Dalai Lama: «Il Tibet condannato a morte dalla Cina»

Da Tokyo il leader spirituale avverte che il Paese è come se fosse sotto un'occupazione militare

«Il regime cinese sta condannando a morte il Tibet che ormai vive sotto la legge marziale». E' il grido di dolore del Dalai Lama, che da Tokyo, ha anche ribadito la scelta già annunciata di mettersi momentaneamente da parte dopo che la linea del dialogo con Pechino è clamorosamente fallita.

«Il Tibet e la sua eredità culturale stanno morendo. Oggi la situazione assomiglia a un'occupazione militare di tutto il territorio. La paura, il terrore e le campagne di rieducazione politica stanno provocando molte sofferenze e molto risentimento» ha denunciato il leader spirituale del popolo himalayano in visita per una settimana in Giappone. Le parole del settantratreenne premio Nobel per la Pace arrivano a due settimane dalla sessione speciale del parlamento in esilio in programma il 17 novembre a Dharamsala in India.

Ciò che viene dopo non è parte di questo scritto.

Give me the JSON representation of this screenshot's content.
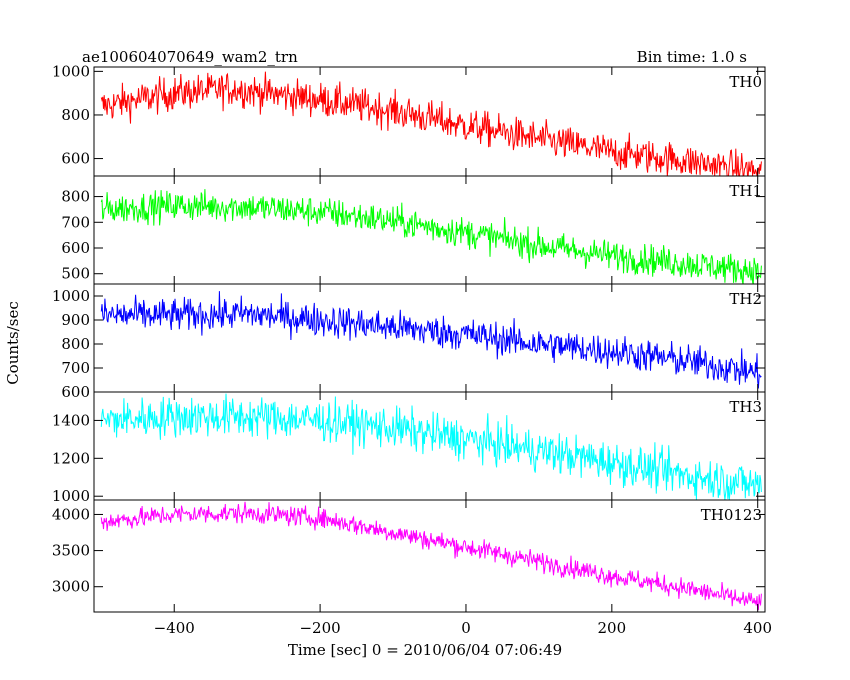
{
  "header": {
    "title": "ae100604070649_wam2_trn",
    "bin_time": "Bin time: 1.0 s"
  },
  "axes": {
    "xlabel": "Time [sec] 0 = 2010/06/04 07:06:49",
    "ylabel": "Counts/sec"
  },
  "chart_data": {
    "type": "line",
    "xlim": [
      -510,
      410
    ],
    "x_ticks": [
      -400,
      -200,
      0,
      200,
      400
    ],
    "x_step": 1,
    "panels": [
      {
        "name": "TH0",
        "color": "#ff0000",
        "ylim": [
          520,
          1020
        ],
        "y_ticks": [
          600,
          800,
          1000
        ],
        "trend": [
          [
            -500,
            840
          ],
          [
            -400,
            900
          ],
          [
            -320,
            920
          ],
          [
            -200,
            870
          ],
          [
            -100,
            820
          ],
          [
            0,
            750
          ],
          [
            100,
            690
          ],
          [
            200,
            630
          ],
          [
            300,
            590
          ],
          [
            400,
            540
          ]
        ],
        "noise": 40
      },
      {
        "name": "TH1",
        "color": "#00ff00",
        "ylim": [
          460,
          880
        ],
        "y_ticks": [
          500,
          600,
          700,
          800
        ],
        "trend": [
          [
            -500,
            750
          ],
          [
            -400,
            765
          ],
          [
            -300,
            760
          ],
          [
            -200,
            740
          ],
          [
            -100,
            705
          ],
          [
            0,
            660
          ],
          [
            100,
            610
          ],
          [
            200,
            570
          ],
          [
            300,
            540
          ],
          [
            400,
            510
          ]
        ],
        "noise": 30
      },
      {
        "name": "TH2",
        "color": "#0000ff",
        "ylim": [
          600,
          1050
        ],
        "y_ticks": [
          600,
          700,
          800,
          900,
          1000
        ],
        "trend": [
          [
            -500,
            920
          ],
          [
            -400,
            920
          ],
          [
            -300,
            925
          ],
          [
            -200,
            900
          ],
          [
            -100,
            870
          ],
          [
            0,
            840
          ],
          [
            100,
            800
          ],
          [
            200,
            770
          ],
          [
            300,
            730
          ],
          [
            400,
            680
          ]
        ],
        "noise": 35
      },
      {
        "name": "TH3",
        "color": "#00ffff",
        "ylim": [
          980,
          1550
        ],
        "y_ticks": [
          1000,
          1200,
          1400
        ],
        "trend": [
          [
            -500,
            1400
          ],
          [
            -400,
            1420
          ],
          [
            -300,
            1420
          ],
          [
            -200,
            1400
          ],
          [
            -100,
            1360
          ],
          [
            0,
            1300
          ],
          [
            100,
            1240
          ],
          [
            200,
            1180
          ],
          [
            300,
            1110
          ],
          [
            400,
            1060
          ]
        ],
        "noise": 55
      },
      {
        "name": "TH0123",
        "color": "#ff00ff",
        "ylim": [
          2650,
          4200
        ],
        "y_ticks": [
          3000,
          3500,
          4000
        ],
        "trend": [
          [
            -500,
            3900
          ],
          [
            -400,
            4000
          ],
          [
            -300,
            4020
          ],
          [
            -200,
            3950
          ],
          [
            -100,
            3750
          ],
          [
            0,
            3550
          ],
          [
            100,
            3350
          ],
          [
            200,
            3150
          ],
          [
            300,
            2980
          ],
          [
            400,
            2780
          ]
        ],
        "noise": 70
      }
    ]
  }
}
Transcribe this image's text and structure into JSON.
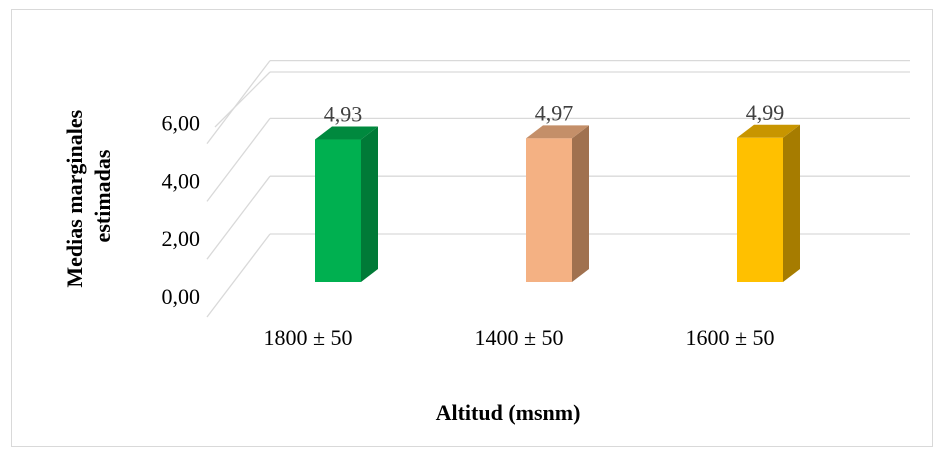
{
  "chart_data": {
    "type": "bar",
    "categories": [
      "1800 ± 50",
      "1400 ± 50",
      "1600 ± 50"
    ],
    "values": [
      4.93,
      4.97,
      4.99
    ],
    "data_labels": [
      "4,93",
      "4,97",
      "4,99"
    ],
    "y_ticks": [
      "0,00",
      "2,00",
      "4,00",
      "6,00"
    ],
    "ylim": [
      0,
      7
    ],
    "xlabel": "Altitud (msnm)",
    "ylabel_lines": [
      "Medias marginales",
      "estimadas"
    ],
    "grid": true,
    "style": "3d-column",
    "colors": [
      {
        "front": "#00b050",
        "side": "#007a37",
        "top": "#00893e"
      },
      {
        "front": "#f4b183",
        "side": "#a0714f",
        "top": "#c48f69"
      },
      {
        "front": "#ffc000",
        "side": "#a67c00",
        "top": "#c89500"
      }
    ],
    "gridline_color": "#d9d9d9"
  }
}
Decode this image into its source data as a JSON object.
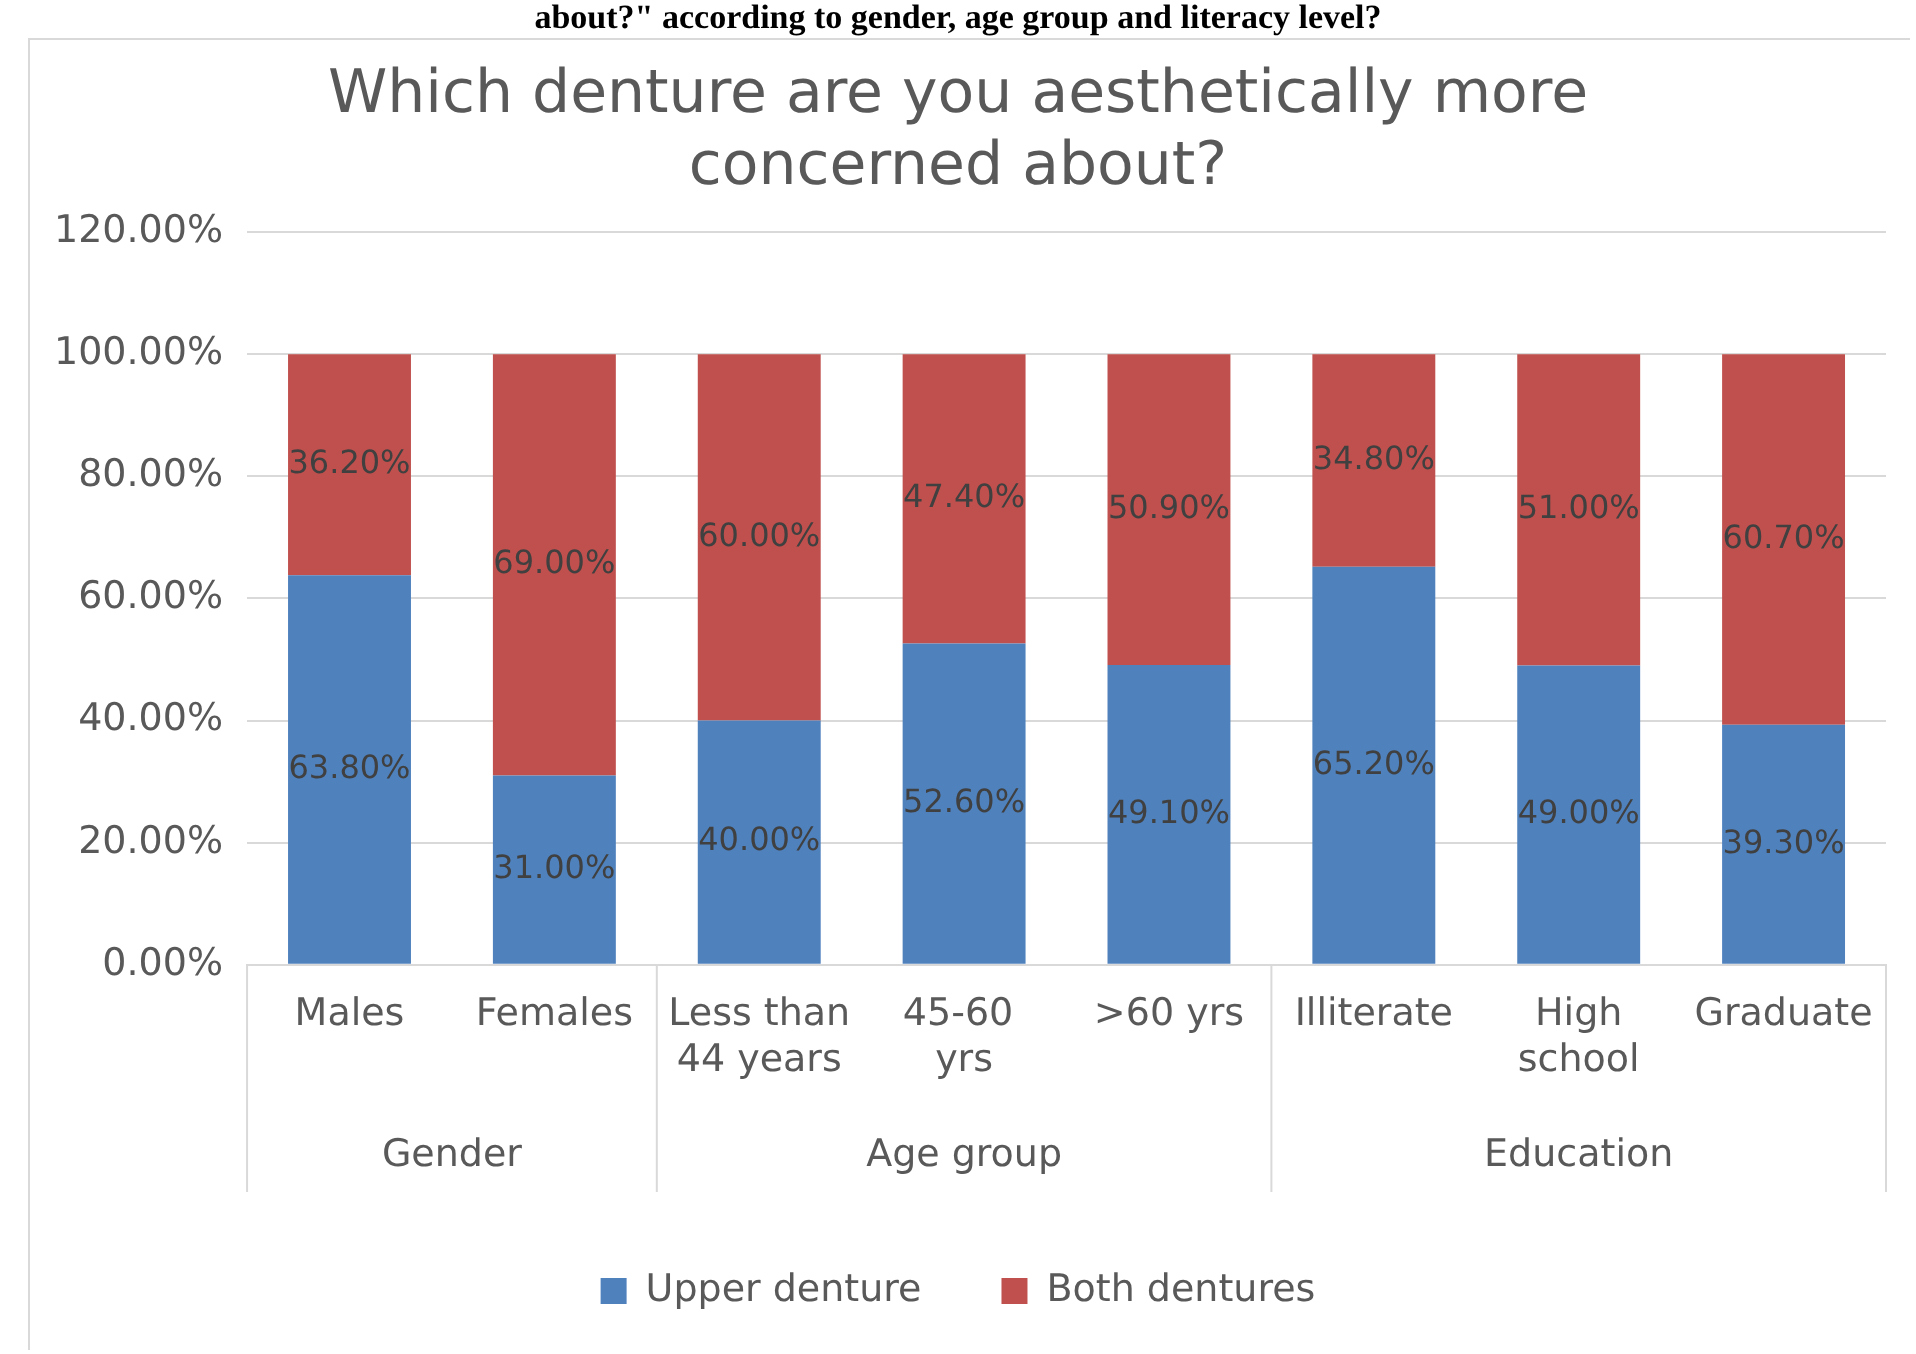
{
  "chart_data": {
    "type": "bar",
    "stacked": true,
    "title": "Which denture are you aesthetically more concerned about?",
    "annotations": [
      "about?\" according to gender, age group and literacy level?",
      "Gender",
      "Age group",
      "Education"
    ],
    "categories": [
      "Males",
      "Females",
      "Less than 44 years",
      "45-60  yrs",
      ">60 yrs",
      "Illiterate",
      "High school",
      "Graduate"
    ],
    "series": [
      {
        "name": "Upper denture",
        "color": "#4f81bd",
        "values": [
          63.8,
          31.0,
          40.0,
          52.6,
          49.1,
          65.2,
          49.0,
          39.3
        ],
        "value_labels": [
          "63.80%",
          "31.00%",
          "40.00%",
          "52.60%",
          "49.10%",
          "65.20%",
          "49.00%",
          "39.30%"
        ]
      },
      {
        "name": "Both dentures",
        "color": "#c0504d",
        "values": [
          36.2,
          69.0,
          60.0,
          47.4,
          50.9,
          34.8,
          51.0,
          60.7
        ],
        "value_labels": [
          "36.20%",
          "69.00%",
          "60.00%",
          "47.40%",
          "50.90%",
          "34.80%",
          "51.00%",
          "60.70%"
        ]
      }
    ],
    "ylim": [
      0,
      120
    ],
    "yticks": [
      {
        "value": 0,
        "label": "0.00%"
      },
      {
        "value": 20,
        "label": "20.00%"
      },
      {
        "value": 40,
        "label": "40.00%"
      },
      {
        "value": 60,
        "label": "60.00%"
      },
      {
        "value": 80,
        "label": "80.00%"
      },
      {
        "value": 100,
        "label": "100.00%"
      },
      {
        "value": 120,
        "label": "120.00%"
      }
    ],
    "grid": "y",
    "legend": "bottom"
  }
}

In quella riunione il Dalai Lama ha anticipato che avrà un ruolo da «semi-pensionato», dopo esser stato per decenni la guida spirituale e politica del suo popolo. L'incontro del 17 fra tutte le componenti tibetane potrebbe portare ad una svolta con l'abbandono totale della linea del dialogo anche in seguito al venir meno della speranza di arrivare all'autonomia in cambio della rinuncia all'indipendenza.